Deputy Maryland Attorney General John B. Howard Jr., who will be arguing for the state, said in his brief to the high court that Congress had no legal basis for permitting states to be sued under FMLA’s self-care provision.

“The legislative history demonstrates that, unlike the family-care provision reviewed in Hibbs, the self-care provision was not enacted in response to a record of gender discrimination by states, but was instead motivated by economic policy objectives that are distinct from the substantive rights guaranteed by Section 1 of the Fourteenth Amendment,” Howard wrote, referring to the Equal Protection Clause. “Consequently, Congress has not validly abrogated the states’ sovereign immunity from damages based on the self-care provision.”

Howard said Thursday that he has participated in eight moot courts in preparation for his first argument before the nation’s highest court, most recently at a session arranged by the National Association of Attorneys General in Washington, D.C. He added that he “very much” appreciates that Maryland Attorney General Douglas F. Gansler opted not to argue the case himself.

“For a lawyer, it’s a dream come true to once in your life argue before the Supreme Court,” Howard said.

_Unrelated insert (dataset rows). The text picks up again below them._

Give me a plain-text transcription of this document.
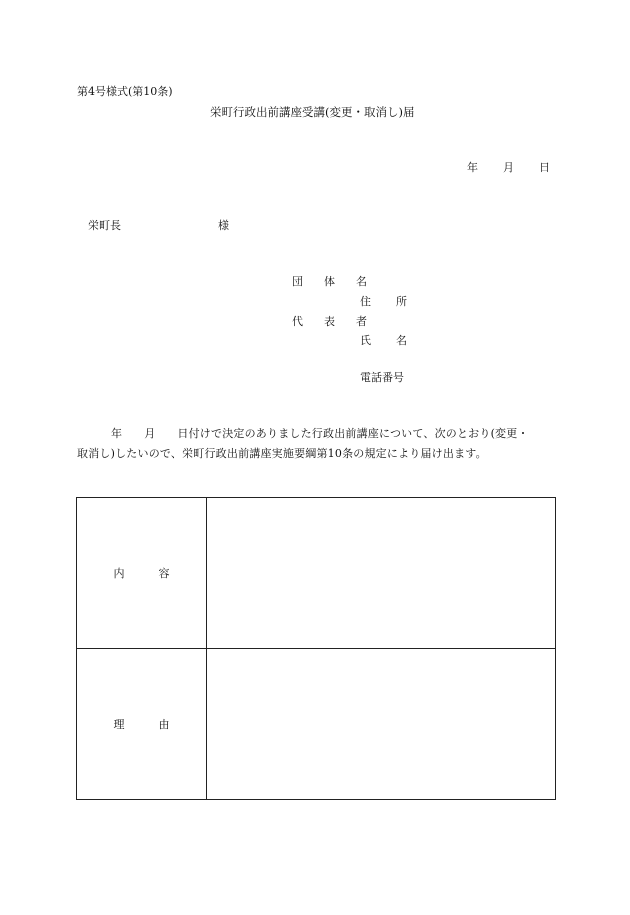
第4号様式(第10条)
栄町行政出前講座受講(変更・取消し)届
年 月 日
栄町長	様
団 体 名
住 所
代 表 者
氏 名
電話番号
年 月 日付けで決定のありました行政出前講座について、次のとおり(変更・
取消し)したいので、栄町行政出前講座実施要綱第10条の規定により届け出ます。
内 容	
理 由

The Coleman case has attracted national attention. Groups representing women and seniors have submitted a brief to the high court in support of Foreman’s broad interpretation of the FMLA, while 26 states, led by Texas, have urged the justices to hold the line with the 4th Circuit and other appellate courts.

Judith L. Lichtman, senior adviser to the National Partnership for Women & Families, said the court should rule for Coleman and ensure that state workers can exercise the same FMLA right as private-sector employees to take up to 12 weeks of unpaid leave to care for themselves. The partnership submitted a friend of the court brief that was joined by the National Women’s Law Center, the National Senior Citizens Law Center and AARP.

The Texas brief said Congress lacked the authority to apply the self-care provision to state employment because most state governments were already providing personal leave for employees when the federal law was enacted.

In his lawsuit, Coleman claims he sent a letter to Broccolina, the court administrator, requesting sick leave for a severe and documented medical condition related to hypertension and diabetes.

Coleman was later fired, the lawsuit claims.

Coleman, who is black, also claimed he had been “treated differently as a result of his race” in violation of Title VII of the 1964 Civil Right Act.

U.S. District Judge Benson E. Legg dismissed the Title VII claim, saying Coleman’s complaint failed to allege facts that would indicate an unlawful act occurred. The 4th Circuit affirmed, calling that part of the complaint “conclusory.”

The Title VII issue is not before the high court.

Coleman seeks $1.1 million in compensation from the state, including $500,000 in compensatory damages and $600,000 in punitive damages.

The Supreme Court is expected to render its decision in Coleman v. Maryland Court of Appeals et al., No. 10-1016, by this summer.